BoringSSL 76968bb3 | OpenSSL 3.3.2 | rustls 0.23.15 | |
---|---|---|---|
transfer, 1.2, aes-128-gcm, sending | 2211.53 | 2101.23 | 2077.19 |
transfer, 1.2, aes-128-gcm, receiving | 2250.93 | 2344.94 | 2173.4 |
transfer, 1.3, aes-256-gcm, sending | 1886.17 | 1741.07 | 1809.8 |
transfer, 1.3, aes-256-gcm, receiving | 1899.72 | 1953.49 | 1935.8 |
BoringSSL 76968bb3 | OpenSSL 3.3.2 | rustls 0.23.15 | |
full handshakes, 1.2, rsa, client | 1968.07 | 1588.54 | 4498.42 |
full handshakes, 1.2, rsa, server | 334.077 | 319.886 | 614.27 |
full handshakes, 1.2, ecdsa, client | 1527.73 | 1118.56 | 2154.06 |
full handshakes, 1.2, ecdsa, server | 3636.48 | 2950.54 | 8303.67 |
full handshakes, 1.3, rsa, client | 1861.15 | 1441.86 | 3986.81 |
full handshakes, 1.3, rsa, server | 330.484 | 312.446 | 599.39 |
full handshakes, 1.3, ecdsa, client | 1459.64 | 1045.98 | 2032.11 |
full handshakes, 1.3, ecdsa, server | 3252.58 | 2440.25 | 6212.45 |
BoringSSL 76968bb3 | OpenSSL 3.3.2 | rustls 0.23.15 | |
resumed handshakes, 1.2, client | 45452.2 | 18396.5 | 65267.61 |
resumed handshakes, 1.2, server | 43356.5 | 20426.4 | 65313.22 |
resumed handshakes, 1.3, client | 3969.88 | 3282.14 | 8443.11 |
resumed handshakes, 1.3, server | 3791.21 | 3071.61 | 7841.35 |
Observations on results
rustls trails a little in throughput tests. The three underlying cryptography libraries (BoringSSL, aws-lc, OpenSSL) have their own benchmarking tools which confirm that there is little variance between them:
~/bench/boringssl
$ LD_LIBRARY_PATH=. ./tool/bssl speed -filter AES-256-GCM
(...)
Did 139000 AES-256-GCM (16384 bytes) seal operations in 1004138us (138427.2 ops/sec): 2268.0 MB/s
(...)
~/bench/aws-lc
$ LD_LIBRARY_PATH=. ./tool/bssl speed -filter AES-256-GCM
(...)
Did 139000 EVP-AES-256-GCM encrypt (16384 bytes) operations in 1004522us (138374.3 ops/sec): 2267.1 MB/s
(...)
~/bench/openssl
$ LD_LIBRARY_PATH=. ./apps/openssl speed -aead -evp aes-256-gcm
(...)
Doing AES-256-GCM ops for 3s on 16384 size blocks: 434715 AES-256-GCM ops in 3.00s
(...)
The 'numbers' are in 1000s of bytes per second processed.

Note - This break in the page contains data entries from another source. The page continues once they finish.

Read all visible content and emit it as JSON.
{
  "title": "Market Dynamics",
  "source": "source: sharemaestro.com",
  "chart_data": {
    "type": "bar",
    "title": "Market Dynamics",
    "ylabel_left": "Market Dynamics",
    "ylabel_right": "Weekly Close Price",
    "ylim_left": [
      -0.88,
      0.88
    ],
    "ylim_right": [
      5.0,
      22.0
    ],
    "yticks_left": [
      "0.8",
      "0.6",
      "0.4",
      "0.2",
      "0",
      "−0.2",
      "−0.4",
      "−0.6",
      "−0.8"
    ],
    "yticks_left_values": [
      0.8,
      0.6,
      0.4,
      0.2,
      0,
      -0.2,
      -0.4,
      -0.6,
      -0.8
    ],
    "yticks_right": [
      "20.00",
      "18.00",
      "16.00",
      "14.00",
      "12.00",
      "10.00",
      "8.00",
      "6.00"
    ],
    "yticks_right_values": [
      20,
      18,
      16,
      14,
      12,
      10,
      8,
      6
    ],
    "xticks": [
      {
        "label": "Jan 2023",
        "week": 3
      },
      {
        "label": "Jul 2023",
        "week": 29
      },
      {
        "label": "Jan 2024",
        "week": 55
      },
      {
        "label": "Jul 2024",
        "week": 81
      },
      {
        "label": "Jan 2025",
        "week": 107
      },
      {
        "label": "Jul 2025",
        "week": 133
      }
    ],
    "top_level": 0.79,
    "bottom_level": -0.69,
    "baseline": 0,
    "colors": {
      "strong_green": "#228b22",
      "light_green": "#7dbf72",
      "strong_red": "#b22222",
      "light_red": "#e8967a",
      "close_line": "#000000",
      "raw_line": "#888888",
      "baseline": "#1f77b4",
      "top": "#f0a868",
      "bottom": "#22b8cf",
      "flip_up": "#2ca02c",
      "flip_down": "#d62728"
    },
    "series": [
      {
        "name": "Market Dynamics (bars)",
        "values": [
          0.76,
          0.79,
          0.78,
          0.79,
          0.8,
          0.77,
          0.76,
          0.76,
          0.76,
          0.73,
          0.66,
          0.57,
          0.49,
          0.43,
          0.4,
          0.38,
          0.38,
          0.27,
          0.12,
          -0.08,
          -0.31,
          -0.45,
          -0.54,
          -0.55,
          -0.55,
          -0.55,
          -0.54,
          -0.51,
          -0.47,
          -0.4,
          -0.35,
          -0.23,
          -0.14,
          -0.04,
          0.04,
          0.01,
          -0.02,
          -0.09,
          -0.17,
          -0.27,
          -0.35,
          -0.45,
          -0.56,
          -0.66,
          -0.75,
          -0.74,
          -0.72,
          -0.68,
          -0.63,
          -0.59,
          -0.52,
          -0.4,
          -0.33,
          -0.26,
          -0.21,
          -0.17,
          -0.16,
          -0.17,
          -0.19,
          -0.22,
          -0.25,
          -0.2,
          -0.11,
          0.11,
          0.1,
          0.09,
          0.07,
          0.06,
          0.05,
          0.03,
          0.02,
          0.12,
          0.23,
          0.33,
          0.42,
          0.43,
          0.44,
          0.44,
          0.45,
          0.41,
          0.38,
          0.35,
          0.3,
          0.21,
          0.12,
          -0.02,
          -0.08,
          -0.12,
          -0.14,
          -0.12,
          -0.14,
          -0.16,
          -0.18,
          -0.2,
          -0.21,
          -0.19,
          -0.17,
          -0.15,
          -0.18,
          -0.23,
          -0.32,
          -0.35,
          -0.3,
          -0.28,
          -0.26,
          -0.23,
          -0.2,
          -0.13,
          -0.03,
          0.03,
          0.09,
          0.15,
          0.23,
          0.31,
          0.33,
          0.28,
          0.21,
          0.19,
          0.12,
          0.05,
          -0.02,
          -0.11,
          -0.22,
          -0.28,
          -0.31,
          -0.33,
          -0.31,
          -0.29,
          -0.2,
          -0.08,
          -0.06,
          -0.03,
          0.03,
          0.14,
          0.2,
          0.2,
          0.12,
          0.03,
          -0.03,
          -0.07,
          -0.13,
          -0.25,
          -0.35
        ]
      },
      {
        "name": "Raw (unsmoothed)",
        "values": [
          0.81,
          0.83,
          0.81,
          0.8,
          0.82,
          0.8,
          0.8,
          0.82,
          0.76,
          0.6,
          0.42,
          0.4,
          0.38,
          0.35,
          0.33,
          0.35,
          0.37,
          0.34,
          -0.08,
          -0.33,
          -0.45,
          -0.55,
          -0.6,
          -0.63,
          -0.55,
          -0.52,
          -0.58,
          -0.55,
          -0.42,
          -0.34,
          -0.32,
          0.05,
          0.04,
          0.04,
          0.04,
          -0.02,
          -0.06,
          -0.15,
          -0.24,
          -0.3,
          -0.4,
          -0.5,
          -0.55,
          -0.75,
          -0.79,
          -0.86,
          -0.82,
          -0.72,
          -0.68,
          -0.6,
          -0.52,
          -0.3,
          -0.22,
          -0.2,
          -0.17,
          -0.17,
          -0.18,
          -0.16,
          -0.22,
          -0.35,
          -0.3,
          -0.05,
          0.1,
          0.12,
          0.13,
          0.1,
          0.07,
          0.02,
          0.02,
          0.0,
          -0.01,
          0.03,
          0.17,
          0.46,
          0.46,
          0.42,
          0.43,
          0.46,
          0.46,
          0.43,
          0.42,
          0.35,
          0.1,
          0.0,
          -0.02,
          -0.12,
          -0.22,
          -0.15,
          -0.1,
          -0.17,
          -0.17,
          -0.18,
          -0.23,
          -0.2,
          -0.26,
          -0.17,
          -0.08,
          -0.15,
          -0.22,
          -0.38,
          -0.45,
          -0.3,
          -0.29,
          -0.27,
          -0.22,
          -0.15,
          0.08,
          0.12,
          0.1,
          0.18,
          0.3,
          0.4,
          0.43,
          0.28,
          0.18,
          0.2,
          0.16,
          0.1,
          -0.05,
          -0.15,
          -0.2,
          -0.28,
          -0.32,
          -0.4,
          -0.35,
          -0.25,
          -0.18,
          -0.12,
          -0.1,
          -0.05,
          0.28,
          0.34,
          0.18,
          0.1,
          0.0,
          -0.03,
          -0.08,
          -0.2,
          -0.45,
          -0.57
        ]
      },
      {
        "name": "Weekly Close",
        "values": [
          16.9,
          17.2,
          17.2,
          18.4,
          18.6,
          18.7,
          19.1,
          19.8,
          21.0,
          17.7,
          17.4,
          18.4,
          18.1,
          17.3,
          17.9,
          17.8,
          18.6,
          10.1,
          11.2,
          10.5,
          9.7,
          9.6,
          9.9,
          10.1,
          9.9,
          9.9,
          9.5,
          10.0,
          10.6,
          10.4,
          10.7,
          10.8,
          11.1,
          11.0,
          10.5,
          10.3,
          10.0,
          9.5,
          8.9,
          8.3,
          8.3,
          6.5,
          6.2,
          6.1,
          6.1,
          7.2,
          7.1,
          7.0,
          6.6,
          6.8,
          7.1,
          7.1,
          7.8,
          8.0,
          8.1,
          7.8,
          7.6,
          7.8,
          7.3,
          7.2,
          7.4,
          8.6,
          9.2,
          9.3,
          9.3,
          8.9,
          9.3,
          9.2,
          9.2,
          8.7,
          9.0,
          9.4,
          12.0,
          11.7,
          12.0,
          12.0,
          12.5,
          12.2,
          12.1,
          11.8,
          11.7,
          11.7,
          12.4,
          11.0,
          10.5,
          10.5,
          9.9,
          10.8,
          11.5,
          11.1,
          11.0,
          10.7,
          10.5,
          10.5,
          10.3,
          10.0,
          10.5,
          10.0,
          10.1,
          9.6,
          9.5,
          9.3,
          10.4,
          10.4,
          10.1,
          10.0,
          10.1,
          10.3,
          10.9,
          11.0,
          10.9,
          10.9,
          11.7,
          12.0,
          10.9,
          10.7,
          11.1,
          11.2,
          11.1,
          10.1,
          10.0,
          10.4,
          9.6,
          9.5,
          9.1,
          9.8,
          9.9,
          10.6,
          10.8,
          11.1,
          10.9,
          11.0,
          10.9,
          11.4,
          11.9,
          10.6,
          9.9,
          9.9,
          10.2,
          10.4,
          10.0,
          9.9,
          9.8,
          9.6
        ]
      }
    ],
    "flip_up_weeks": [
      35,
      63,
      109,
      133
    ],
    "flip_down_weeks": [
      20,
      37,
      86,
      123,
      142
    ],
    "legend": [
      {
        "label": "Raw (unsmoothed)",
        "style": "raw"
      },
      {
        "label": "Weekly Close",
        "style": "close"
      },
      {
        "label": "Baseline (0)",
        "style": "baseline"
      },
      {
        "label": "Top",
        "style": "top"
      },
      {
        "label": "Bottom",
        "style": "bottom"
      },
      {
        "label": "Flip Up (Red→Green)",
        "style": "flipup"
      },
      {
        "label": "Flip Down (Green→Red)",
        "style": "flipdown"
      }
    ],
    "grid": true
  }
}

type 2 bytes 31 bytes 136 bytes 1024 bytes 8192 bytes 16384 bytes
AES-256-GCM 13570.29k 168865.38k 623050.41k 1766296.58k 2320760.83k 2374123.52k
That is 2268, 2267 and 2264 MB/s for BoringSSL, aws-lc and OpenSSL respectively. Given these project's shared lineage, it would not be surprising if the implementations are the same.